The funniest part — and by funniest we mean most infuriating — is that New York City already has grocery stores. A lot of them. ShopRite. Key Food. Trader Joe’s. Gristedes. Stop & Shop. C-Town. Like four hundred bodegas per square block. If you walk out your front door in New York City and can’t find a grocery store within five minutes, it’s because you’re standing in the middle of the East River. The problem in New York isn’t a lack of grocery stores. The problem is that Zohran’s own party has spent the last decade passing laws that made it impossible for the existing grocery stores to operate without getting robbed blind. Shoplifting got decriminalized. Prosecutors stopped prosecuting.
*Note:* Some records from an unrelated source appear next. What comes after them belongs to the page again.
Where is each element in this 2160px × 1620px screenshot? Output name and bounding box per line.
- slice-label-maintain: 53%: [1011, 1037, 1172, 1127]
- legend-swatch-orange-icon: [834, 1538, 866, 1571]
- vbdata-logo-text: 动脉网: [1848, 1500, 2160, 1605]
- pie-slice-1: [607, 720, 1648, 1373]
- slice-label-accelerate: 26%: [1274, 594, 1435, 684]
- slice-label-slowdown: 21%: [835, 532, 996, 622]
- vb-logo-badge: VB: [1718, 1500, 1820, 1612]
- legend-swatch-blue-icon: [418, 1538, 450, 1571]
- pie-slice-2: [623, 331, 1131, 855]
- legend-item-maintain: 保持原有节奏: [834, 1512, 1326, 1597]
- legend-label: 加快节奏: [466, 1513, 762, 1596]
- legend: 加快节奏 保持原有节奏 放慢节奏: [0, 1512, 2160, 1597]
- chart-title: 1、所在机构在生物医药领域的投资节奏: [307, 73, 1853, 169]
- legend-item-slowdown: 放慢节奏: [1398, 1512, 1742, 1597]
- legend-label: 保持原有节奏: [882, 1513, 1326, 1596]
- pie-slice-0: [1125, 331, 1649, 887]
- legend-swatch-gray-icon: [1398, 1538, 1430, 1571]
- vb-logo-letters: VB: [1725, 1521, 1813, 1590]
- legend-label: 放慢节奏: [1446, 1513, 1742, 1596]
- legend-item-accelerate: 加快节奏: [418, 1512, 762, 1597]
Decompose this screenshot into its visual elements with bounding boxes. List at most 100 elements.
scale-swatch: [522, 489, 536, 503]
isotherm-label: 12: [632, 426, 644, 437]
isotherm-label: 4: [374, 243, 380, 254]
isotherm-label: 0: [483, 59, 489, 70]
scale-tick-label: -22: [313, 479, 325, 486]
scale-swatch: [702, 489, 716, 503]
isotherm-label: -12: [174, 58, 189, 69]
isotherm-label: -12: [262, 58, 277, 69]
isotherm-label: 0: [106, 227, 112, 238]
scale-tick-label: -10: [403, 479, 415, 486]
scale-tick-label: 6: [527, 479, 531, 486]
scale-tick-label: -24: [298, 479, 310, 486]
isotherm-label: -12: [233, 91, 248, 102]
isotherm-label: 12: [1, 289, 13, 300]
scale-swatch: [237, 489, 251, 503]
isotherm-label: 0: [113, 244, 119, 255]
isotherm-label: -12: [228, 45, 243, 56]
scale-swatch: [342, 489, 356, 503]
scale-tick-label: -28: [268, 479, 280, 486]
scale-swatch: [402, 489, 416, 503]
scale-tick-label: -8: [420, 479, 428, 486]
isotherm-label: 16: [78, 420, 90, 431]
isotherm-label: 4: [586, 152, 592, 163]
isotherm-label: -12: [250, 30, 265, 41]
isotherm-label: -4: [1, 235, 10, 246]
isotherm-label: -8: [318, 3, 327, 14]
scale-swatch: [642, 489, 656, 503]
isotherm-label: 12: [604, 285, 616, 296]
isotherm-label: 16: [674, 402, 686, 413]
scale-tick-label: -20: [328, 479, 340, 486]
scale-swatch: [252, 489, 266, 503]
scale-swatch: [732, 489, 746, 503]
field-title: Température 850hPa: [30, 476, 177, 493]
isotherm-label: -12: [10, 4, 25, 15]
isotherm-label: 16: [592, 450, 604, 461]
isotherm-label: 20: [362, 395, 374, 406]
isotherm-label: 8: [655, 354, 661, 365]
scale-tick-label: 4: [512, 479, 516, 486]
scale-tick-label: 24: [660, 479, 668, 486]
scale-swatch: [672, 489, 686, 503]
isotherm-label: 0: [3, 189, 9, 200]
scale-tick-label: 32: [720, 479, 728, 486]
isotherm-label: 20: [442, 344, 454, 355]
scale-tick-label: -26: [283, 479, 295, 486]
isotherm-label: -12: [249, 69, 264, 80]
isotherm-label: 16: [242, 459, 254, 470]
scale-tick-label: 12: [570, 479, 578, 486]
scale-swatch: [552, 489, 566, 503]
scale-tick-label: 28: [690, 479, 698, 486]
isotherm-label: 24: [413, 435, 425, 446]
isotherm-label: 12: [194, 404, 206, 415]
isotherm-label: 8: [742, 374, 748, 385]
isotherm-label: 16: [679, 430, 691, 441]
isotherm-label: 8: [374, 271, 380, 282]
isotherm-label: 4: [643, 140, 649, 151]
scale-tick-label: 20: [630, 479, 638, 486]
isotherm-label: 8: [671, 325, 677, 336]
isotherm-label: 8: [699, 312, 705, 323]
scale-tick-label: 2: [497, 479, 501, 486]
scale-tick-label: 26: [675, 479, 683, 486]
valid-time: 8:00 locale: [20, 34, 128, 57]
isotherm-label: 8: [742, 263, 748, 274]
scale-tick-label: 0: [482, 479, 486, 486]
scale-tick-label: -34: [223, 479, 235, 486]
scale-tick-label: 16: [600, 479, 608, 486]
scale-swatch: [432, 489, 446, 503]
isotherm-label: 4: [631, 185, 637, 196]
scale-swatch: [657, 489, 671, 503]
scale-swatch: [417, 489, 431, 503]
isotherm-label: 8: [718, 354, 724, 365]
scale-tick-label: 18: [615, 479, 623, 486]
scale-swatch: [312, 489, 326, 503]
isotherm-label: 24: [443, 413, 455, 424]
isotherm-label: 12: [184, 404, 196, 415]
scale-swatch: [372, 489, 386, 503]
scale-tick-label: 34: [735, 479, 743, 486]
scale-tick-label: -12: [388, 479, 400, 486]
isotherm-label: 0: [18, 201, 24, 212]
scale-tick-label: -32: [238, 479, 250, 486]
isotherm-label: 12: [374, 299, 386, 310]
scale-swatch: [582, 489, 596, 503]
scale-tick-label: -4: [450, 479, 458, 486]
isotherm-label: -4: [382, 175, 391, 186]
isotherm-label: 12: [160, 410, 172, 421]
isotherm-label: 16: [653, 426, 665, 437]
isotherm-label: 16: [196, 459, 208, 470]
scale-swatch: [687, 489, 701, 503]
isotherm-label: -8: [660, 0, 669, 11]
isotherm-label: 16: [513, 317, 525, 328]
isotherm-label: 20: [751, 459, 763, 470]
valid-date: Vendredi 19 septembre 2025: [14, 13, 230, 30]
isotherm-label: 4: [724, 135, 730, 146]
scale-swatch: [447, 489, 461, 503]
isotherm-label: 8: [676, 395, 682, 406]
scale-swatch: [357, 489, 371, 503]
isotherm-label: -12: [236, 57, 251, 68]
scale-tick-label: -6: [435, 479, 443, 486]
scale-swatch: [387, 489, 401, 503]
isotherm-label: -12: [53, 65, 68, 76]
The bodegas started locking up the deodorant and the baby formula behind plexiglass, and Duane Reade turned into a CVS-themed prison. That’s the grocery crisis. That’s the thing you’d fix if you actually wanted people to eat.
But no. Instead of enforcing the laws that already exist, Zohran wants to spend thirty million dollars to open a competitor store that won’t be ready until the kids born today are in kindergarten. Because nothing says “I care about hungry families” like a grand opening scheduled for when their children have grown teeth.
And here’s the kicker. This is the cheap promise. This is the one that was supposed to be easy. Zohran’s whole campaign was built on promises like this — free buses, free childcare, free this, free that, rent freezes, higher minimum wages, the works. If the grocery store is already blown up to thirty million dollars and a four-year wait, what do you think the free buses are going to cost? What do you think the childcare is going to look like?
We’ll tell you what it’ll look like. It’ll look like this. A big announcement, a huge price tag, a timeline that stretches past his term, a ribbon-cutting ceremony that never happens, and a bill that your grandkids are still paying off in 2055.
New Yorkers voted for this. They looked at a guy whose biggest professional accomplishment was rapping about Bollywood movies and said “yes, you should run the fifth-largest economy in the world.” And now they’re getting exactly what they ordered. A $30 million grocery store that opens after the heat death of the universe, staffed by nobody, stocked with nothing, selling food at prices nobody will commit to, paid for by people who won’t get to shop there until their kids are in middle school.
You can’t make this stuff up. They keep making it up for us.
If you live in New York City, buy a freezer. Stock it now. Because by the time this store opens, you’re going to need it.